次の瞬間、強烈な地響きとともに機内を衝撃が襲った。強襲機の四足が地面を強く掴み、急制動をかけているのだ。窓の外は水のように飛び散る土砂と、裂けて跳ね飛ばされた木の幹と、鉄の塊に引きずられて根こそぎ引き抜かれた巨木が一緒くたになって、窓の後ろへと流れていった。
永遠にも感じる数十秒が終わり、収容区画の前方にあったハッチが、ギチギチと音を立てながら開いていく。すぐに立ち上がったのはドラン、エルヴィン、フォスの三人組だった。補機の膂力を用いて、軽機動車のパイプフレームにこれでもかと巻き付いた太い固定ワイヤを取り外しにかかる。
「なにをしているのだ。さっさと行くぞ。時間は有限だからな」
ドランの悠然とした態度に反比例するように、一同は疲れ切った顔だった。目を回しているガントリとハイムは、ワイヤーフレームから弾き飛ばされないよう、よほど強く掴んだのか、両の手のひらに横一文字にうっ血痕が走っていた。
「こんなんじゃあ女の子に嫌われるぜ」「もっとマシな揚陸地点はなかったのか?」
何度もこういった乱暴な操艦を経験しているアーキリらアーキル連邦三人組は、彼らに強く抗議した。だが、ドランはどこ吹く風で、
「なにも心配はいらない。強襲揚陸戦闘団のモットーが我々に生き続けている限りは、な」
「なんだそりゃ?」
「”GONNA FIND NEVA”、不可能を探しに行く。だから、今回のこれも不可能ではなくなった。……よし、軽機動車と側車を外に出せ」
「……意味がわかんねえよ」
うす暗い赤色の世界を出た10人は、強襲機によって荒々しく切り開かれた森のなかで、二つの月が照らす世界を見た。電灯もないなか太陽に照らされて輝くセレネとメオミーは美しく、天文台からの光の余波が森の梢をやさしく撫でるように照らしており、ともすれば幻想的な風景が広がっていた。

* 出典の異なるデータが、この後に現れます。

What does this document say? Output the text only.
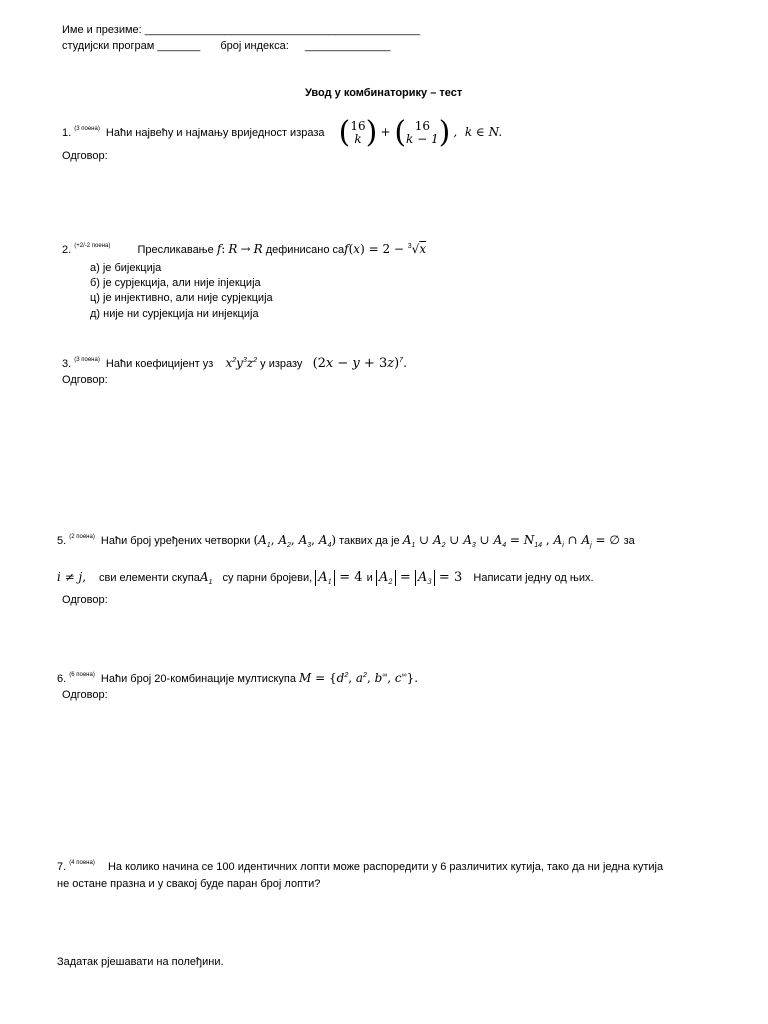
Име и презиме: _____________________________________________
студијски програм _______ број индекса: ______________
Увод у комбинаторику – тест
1. $^{(3 поена)}$ Наћи највећу и најмању вриједност израза (16
k ) + ( 16
k − 1) ,  k ∈ N.
Одговор:
2. $^{(+2/-2 поена)}$ Пресликавање f: R → R дефинисано саf(x) = 2 − $^3$√x
а) је бијекција
б) је сурјекција, али није injeкција
ц) је инјективно, али није сурјекција
д) није ни сурјекција ни инјекција
3. $^{(3 поена)}$ Наћи коефицијент уз $x^2y^3z^2$ у изразу $(2x - y + 3z)^7$.
Одговор:
5. $^{(2 поена)}$ Наћи број уређених четворки ($A_1$, $A_2$, $A_3$, $A_4$) таквих да је $A_1$ ∪ $A_2$ ∪ $A_3$ ∪ $A_4 = N_{14}$ , $A_i$ ∩ $A_j$ = ∅ за
i ≠ j,  сви елементи скупаA$_1$ су парни бројеви, $A_1 = 4$ и $A_2 = A_3 = 3$  Написати једну од њих.
Одговор:
6. $^{(6 поена)}$ Наћи број 20-комбинације мултискупа $M = \{d^2$, $a^2$, b∞, c∞}.
Одговор:
7. $^{(4 поена)}$ На колико начина се 100 идентичних лопти може распоредити у 6 различитих кутија, тако да ни једна кутија
не остане празна и у свакој буде паран број лопти?
Задатак рјешавати на полеђини.
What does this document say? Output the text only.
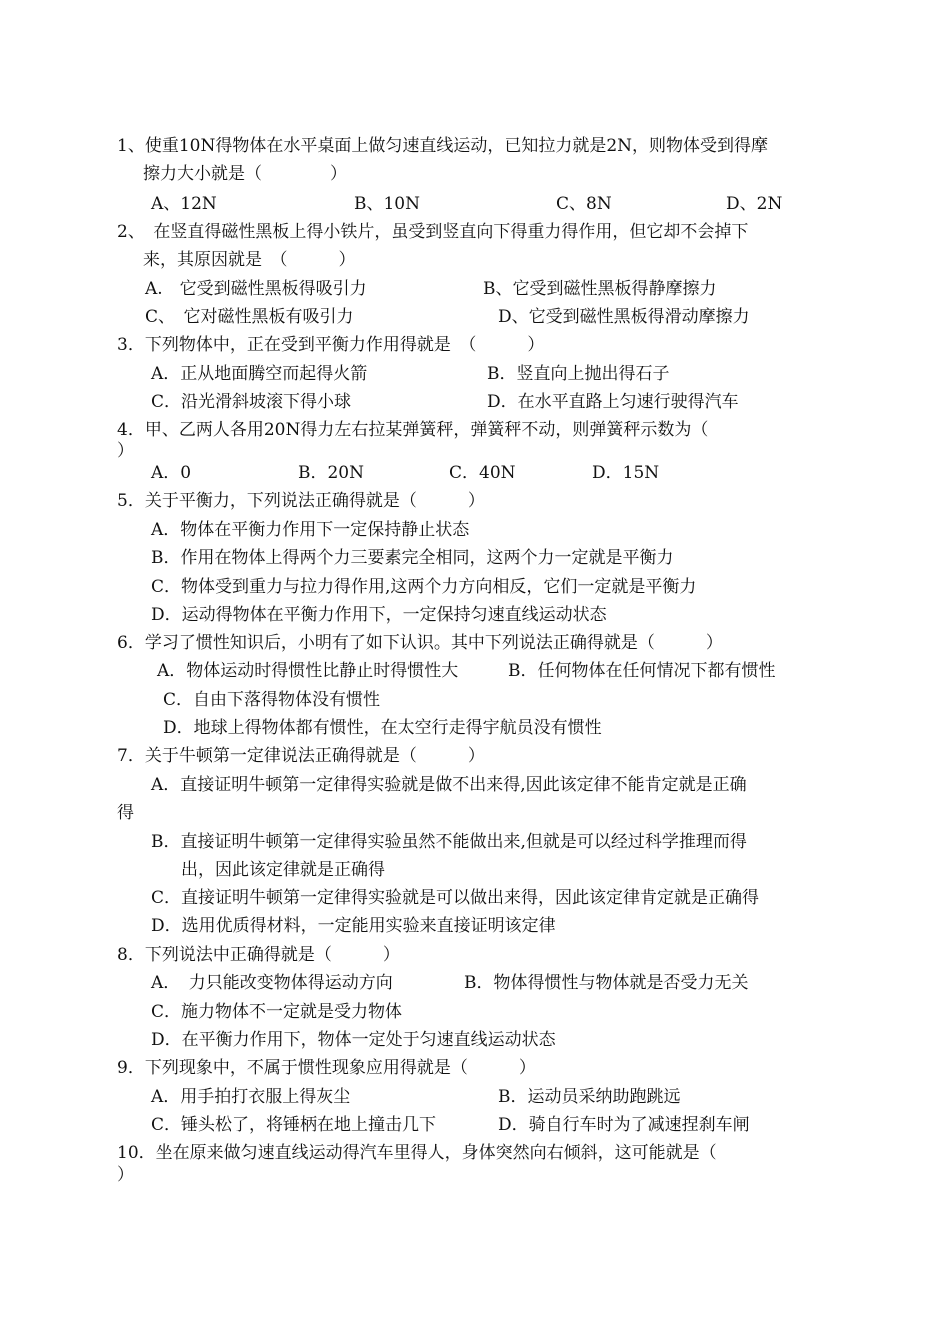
1、使重10N得物体在水平桌面上做匀速直线运动，已知拉力就是2N，则物体受到得摩
擦力大小就是（　　　　）
A、12N	B、10N	C、8N	D、2N
2、　在竖直得磁性黑板上得小铁片，虽受到竖直向下得重力得作用，但它却不会掉下
来，其原因就是　（　　　）
A.　它受到磁性黑板得吸引力	B、它受到磁性黑板得静摩擦力
C、　它对磁性黑板有吸引力	D、它受到磁性黑板得滑动摩擦力
3．下列物体中，正在受到平衡力作用得就是　（　　　）
A．正从地面腾空而起得火箭	B．竖直向上抛出得石子
C．沿光滑斜坡滚下得小球	D．在水平直路上匀速行驶得汽车
4．甲、乙两人各用20N得力左右拉某弹簧秤，弹簧秤不动，则弹簧秤示数为（
）
A．0	B．20N	C．40N	D．15N
5．关于平衡力，下列说法正确得就是（　　　）
A．物体在平衡力作用下一定保持静止状态
B．作用在物体上得两个力三要素完全相同，这两个力一定就是平衡力
C．物体受到重力与拉力得作用,这两个力方向相反，它们一定就是平衡力
D．运动得物体在平衡力作用下，一定保持匀速直线运动状态
6．学习了惯性知识后，小明有了如下认识。其中下列说法正确得就是（　　　）
A．物体运动时得惯性比静止时得惯性大	B．任何物体在任何情况下都有惯性
C．自由下落得物体没有惯性
D．地球上得物体都有惯性，在太空行走得宇航员没有惯性
7．关于牛顿第一定律说法正确得就是（　　　）
A．直接证明牛顿第一定律得实验就是做不出来得,因此该定律不能肯定就是正确
得
B．直接证明牛顿第一定律得实验虽然不能做出来,但就是可以经过科学推理而得
出，因此该定律就是正确得
C．直接证明牛顿第一定律得实验就是可以做出来得，因此该定律肯定就是正确得
D．选用优质得材料，一定能用实验来直接证明该定律
8．下列说法中正确得就是（　　　）
A．　力只能改变物体得运动方向	B．物体得惯性与物体就是否受力无关
C．施力物体不一定就是受力物体
D．在平衡力作用下，物体一定处于匀速直线运动状态
9．下列现象中，不属于惯性现象应用得就是（　　　）
A．用手拍打衣服上得灰尘	B．运动员采纳助跑跳远
C．锤头松了，将锤柄在地上撞击几下	D．骑自行车时为了减速捏刹车闸
10．坐在原来做匀速直线运动得汽车里得人，身体突然向右倾斜，这可能就是（
）
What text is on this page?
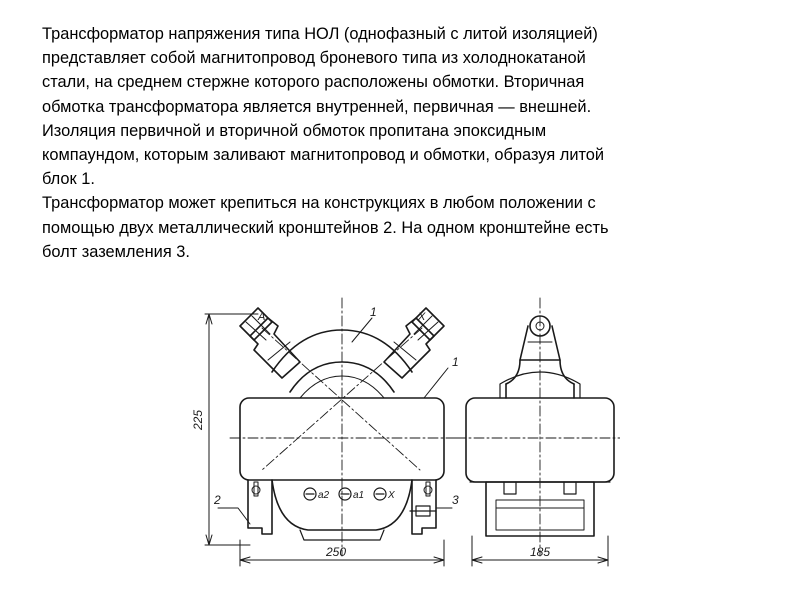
Трансформатор напряжения типа НОЛ (однофазный с литой изоляцией)
представляет собой магнитопровод броневого типа из холоднокатаной
стали, на среднем стержне которого расположены обмотки. Вторичная
обмотка трансформатора является внутренней, первичная — внешней.
Изоляция первичной и вторичной обмоток пропитана эпоксидным
компаундом, которым заливают магнитопровод и обмотки, образуя литой
блок 1.
Трансформатор может крепиться на конструкциях в любом положении с
помощью двух металлический кронштейнов 2. На одном кронштейне есть
болт заземления 3.
225
A	X
1
1
a2 a1 X
2	3
250	185
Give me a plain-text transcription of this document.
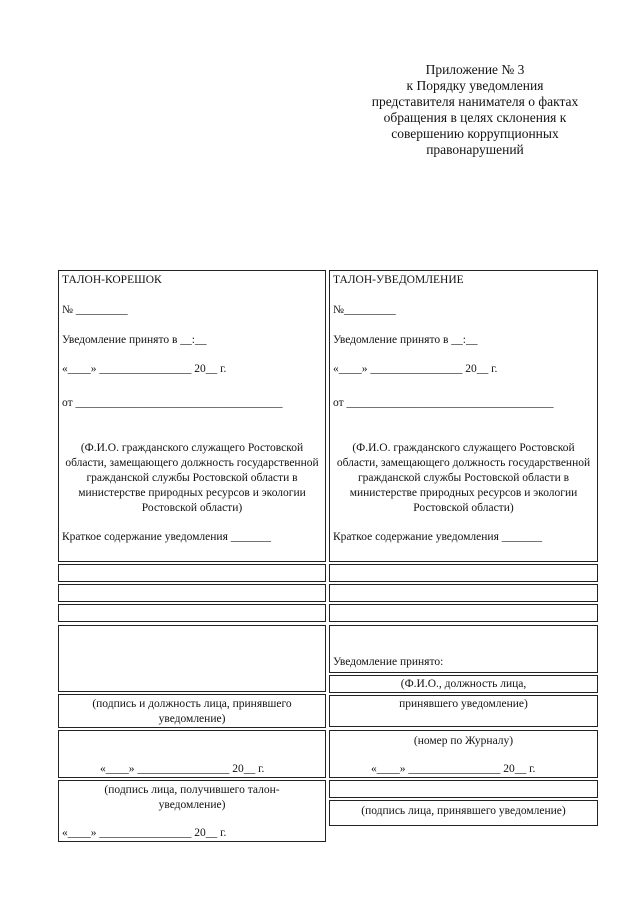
Приложение № 3
к Порядку уведомления
представителя нанимателя о фактах
обращения в целях склонения к
совершению коррупционных
правонарушений
ТАЛОН-КОРЕШОК
№ _________
Уведомление принято в __:__
«____» ________________ 20__ г.
от ____________________________________
(Ф.И.О. гражданского служащего Ростовской области, замещающего должность государственной гражданской службы Ростовской области в министерстве природных ресурсов и экологии Ростовской области)
Краткое содержание уведомления _______
(подпись и должность лица, принявшего уведомление)
«____» ________________ 20__ г.
(подпись лица, получившего талон-уведомление)
«____» ________________ 20__ г.
ТАЛОН-УВЕДОМЛЕНИЕ
№_________
Уведомление принято в __:__
«____» ________________ 20__ г.
от ____________________________________
(Ф.И.О. гражданского служащего Ростовской области, замещающего должность государственной гражданской службы Ростовской области в министерстве природных ресурсов и экологии Ростовской области)
Краткое содержание уведомления _______
Уведомление принято:
(Ф.И.О., должность лица,
принявшего уведомление)
(номер по Журналу)
«____» ________________ 20__ г.
(подпись лица, принявшего уведомление)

「月を照らす光の出どころが目的だ。コンパスは不要か」
ドランたち三人が暗視装置のついたヘルメットをかぶる。アーキル連邦兵士から「クルカの眼」と畏怖された、第二種乙型と呼ばれる受動熱源暗視装置、二つの深い蒼色をした水晶体が、透明な角膜と保護レンズを透過して映り込む。月の光を反射したそれは、アーキリら三人のトラウマを想起させるに十分だった。
「……今回くらいは、味方で良かったと思うよ」
「かつての敵方からその言葉を聞くことになるとは、幸先がいいというものだ」
かくして、軽機動車と側車に乗り込んだ10人は、深い森の中へ入り込んでいった。